Cooking Without A Sense of Smell (or Taste)

…Although arguably, I have bad taste anyway.

As you probably know by know, losing your sense of smell and taste is one of the symptoms of Covid-19. Some people regain it after a few days, and for some people, it may take weeks. There are theories right now that in some cases the nerve damage to your sense of smell may be permanent. In some people it is an early symptom of the virus, where as, with me, it came after my fever had broken.

My sense of smell is usually brutally strong, which has made living in New York City, especially during the summer, difficult, to say the least. I once started yelling at a coworker (and good friend) in the middle of our retail job because he switched laundry detergent and I found the smell of the new deterrent incredibly offensive from six feet away.

As a result, losing my sense of smell was kind of a vacation. The day before I lost it, I was sitting in isolation in the upstairs front bedroom. On the floor below, at the back of the house, Chris put on hand cream and I could smell it from a floor and 30 feet away. Granted, our house isn’t that big, this is NYC, after all, but still…

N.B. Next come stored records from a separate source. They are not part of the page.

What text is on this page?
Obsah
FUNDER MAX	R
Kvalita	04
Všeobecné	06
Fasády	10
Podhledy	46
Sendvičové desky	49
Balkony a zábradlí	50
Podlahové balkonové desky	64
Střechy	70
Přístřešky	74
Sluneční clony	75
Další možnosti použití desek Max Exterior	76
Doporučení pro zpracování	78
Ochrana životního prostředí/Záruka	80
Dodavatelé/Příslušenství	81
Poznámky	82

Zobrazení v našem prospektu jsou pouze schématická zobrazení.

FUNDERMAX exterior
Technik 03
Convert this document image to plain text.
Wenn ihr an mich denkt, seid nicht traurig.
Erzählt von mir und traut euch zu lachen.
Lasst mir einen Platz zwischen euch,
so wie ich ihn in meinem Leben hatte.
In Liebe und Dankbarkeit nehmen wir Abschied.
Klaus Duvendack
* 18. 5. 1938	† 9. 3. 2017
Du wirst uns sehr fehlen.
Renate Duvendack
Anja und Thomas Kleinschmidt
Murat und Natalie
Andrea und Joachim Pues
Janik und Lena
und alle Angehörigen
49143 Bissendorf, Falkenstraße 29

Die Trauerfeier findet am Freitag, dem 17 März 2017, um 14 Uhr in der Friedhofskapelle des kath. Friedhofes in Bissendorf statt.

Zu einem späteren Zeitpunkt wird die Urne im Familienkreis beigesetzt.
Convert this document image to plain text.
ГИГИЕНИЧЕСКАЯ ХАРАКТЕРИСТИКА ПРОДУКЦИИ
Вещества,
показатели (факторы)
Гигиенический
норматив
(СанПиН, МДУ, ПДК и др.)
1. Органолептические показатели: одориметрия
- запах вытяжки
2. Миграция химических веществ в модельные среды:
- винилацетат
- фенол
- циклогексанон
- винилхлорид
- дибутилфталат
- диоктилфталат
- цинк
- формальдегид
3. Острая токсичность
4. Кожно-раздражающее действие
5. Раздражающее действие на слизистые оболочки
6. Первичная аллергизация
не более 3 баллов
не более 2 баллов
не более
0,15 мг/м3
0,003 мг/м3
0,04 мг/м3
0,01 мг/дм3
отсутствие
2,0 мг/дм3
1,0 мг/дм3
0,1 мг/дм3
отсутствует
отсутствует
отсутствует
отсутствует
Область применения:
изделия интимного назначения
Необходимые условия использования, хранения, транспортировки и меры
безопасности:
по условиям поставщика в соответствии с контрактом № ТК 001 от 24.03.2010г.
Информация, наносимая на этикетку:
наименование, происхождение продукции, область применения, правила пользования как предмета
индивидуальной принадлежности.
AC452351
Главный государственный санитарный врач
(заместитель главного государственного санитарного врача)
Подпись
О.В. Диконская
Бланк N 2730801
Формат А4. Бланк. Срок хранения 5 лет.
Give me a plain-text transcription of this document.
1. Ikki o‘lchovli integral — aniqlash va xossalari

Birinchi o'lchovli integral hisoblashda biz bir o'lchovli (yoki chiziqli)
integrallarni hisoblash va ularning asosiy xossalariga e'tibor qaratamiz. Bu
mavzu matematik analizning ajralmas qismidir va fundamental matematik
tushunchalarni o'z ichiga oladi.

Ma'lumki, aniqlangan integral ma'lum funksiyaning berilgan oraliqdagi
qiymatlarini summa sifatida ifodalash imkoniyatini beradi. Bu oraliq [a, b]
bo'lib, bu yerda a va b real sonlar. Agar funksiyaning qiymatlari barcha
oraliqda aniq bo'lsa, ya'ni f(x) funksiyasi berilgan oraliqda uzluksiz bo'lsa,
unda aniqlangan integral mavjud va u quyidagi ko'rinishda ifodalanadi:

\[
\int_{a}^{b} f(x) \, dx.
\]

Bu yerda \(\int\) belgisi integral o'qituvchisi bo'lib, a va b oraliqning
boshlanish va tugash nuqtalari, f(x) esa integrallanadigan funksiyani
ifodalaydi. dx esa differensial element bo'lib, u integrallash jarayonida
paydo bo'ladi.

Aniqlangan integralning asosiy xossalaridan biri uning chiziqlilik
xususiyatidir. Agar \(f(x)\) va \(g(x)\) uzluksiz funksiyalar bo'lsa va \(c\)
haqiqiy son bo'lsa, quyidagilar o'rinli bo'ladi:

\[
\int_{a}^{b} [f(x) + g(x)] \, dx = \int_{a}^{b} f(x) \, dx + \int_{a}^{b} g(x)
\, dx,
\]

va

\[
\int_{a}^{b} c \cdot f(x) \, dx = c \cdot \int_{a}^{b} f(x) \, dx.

The day after, my sense of smell was just gone, and my fever had been gone for 48 hours. Chris’s fever started up, so I was released from isolation so that I could care for him.

At first, it was kind of great. I had a cold breeze sensation across my nasal passages and sinuses, and I reveled in not being able to smell things like the cat box, or the myriad perfumed products that inhabit my daily existence (hand soaps, hand creams, facial moisturizer and cleanser, shampoo, conditioner, hair product, deodorant, laundry detergent, body cream, disinfectants, cleaning sprays, dish soaps…and if you think that “unscented” products don’t have a scent, think again)

However, trying to cook without any sense of smell (or taste) was incredibly difficult. It was particularly alarming for me to open a jar of exceedingly pungent Penzey’s Paprika, and to get…nothing. (Chris had the same experience, btw)

But, we had to eat. Chris’s mother had some groceries delivered to us when we were both sick, and somehow we sort of had most of the ingredients to make Fish Tagine from Claire Dousoulier’s Tasting Paris, which is something that I really wanted to make pre-illness.

Find it here on amazon.

Instead of white fish, we had salmon, and instead of lemon we had limes, but we actually had chickpeas, as well as a pile of fresh herbs that were in danger of going bad, so I shrugged and made the substitutions. Also, I couldn’t smell. But whatever.

I dutifully chopped up the herbs and marinated the fish. Honestly, it looked great. Would have been nice to have smelled it. Or tasted it.

To be honest, cooking without any sort of sense of smell or taste shook me to my core. I was flying blind, so to speak. It was intensely difficult, and I was reduced to following the recipe faithfully (with the exception of the substitutions, but hey, salmon and lime definitely go together).

I couldn’t taste and adjust the seasonings. I couldn’t smell how the ingredients were coming together, and I was at a complete loss. It pretty much killed my will to cook, although I managed to cook for a few days.

I will be making this again when I can taste things.

Chris reported that the final product tasted good. On the bonus side, I usually have a major THING about eating leftover fish, because of the smell on the second day, but because I couldn’t smell anything, I happily ate the leftovers for two days. The texture was great.

My taste buds could sense bitter, salty and sweet, but I couldn’t tell the different between different kinds of sweet – chocolate wasn’t sweet enough, so I was eating starburst, even the flavors I usually hate, because I just wanted to taste ANYTHING.

French fries (we ordered out) were great, because they had a lovely texture and salt, but all I could taste of the actual potato was the bitterness. This happened for quite a few foods, which was both upsetting, AND enlightening because I started to really understand both the base components of various food flavors, but also where the receptors for these flavors exist on my taste buds.

I made the fish tagine on March 27th. Today is April 12th, and I have probably 90% of my taste and smell back. I can’t smell things from a distance like I could before, but I can actually smell and taste what I’m cooking. I don’t entirely trust my palate yet, and I’ve been relying a LOT on Chris for help with seasonings, but I have hope that I will eventually fully recover.

All in all, I think that this experience will significantly change how I cook. In the short term, it definitely has. I’ve reverted to cooking Ina Garten recipes, as I completely trust her seasoning, and recipes that I cooked before and basically have how I’ve altered them memorized.

Cooking through the pandemic has changed how I look at cooking and food. It’s making me a more creative cook, as there are a wide variety of ingredients that I just can’t get any longer. Going to the grocery store is a half-day endurance test, on both physical and emotional levels. Each time I’ve gone, I stand in a appropriately socially distanced line for approximately an hour, and then get about 30 minutes to run around the store guessing at what I can throw together, which hopefully the kids will eat. We’ve reverted to comfort foods, nothing too adventurous (fish tagine aside) with relatively simple ingredients. I’m fine with this, because I have to be.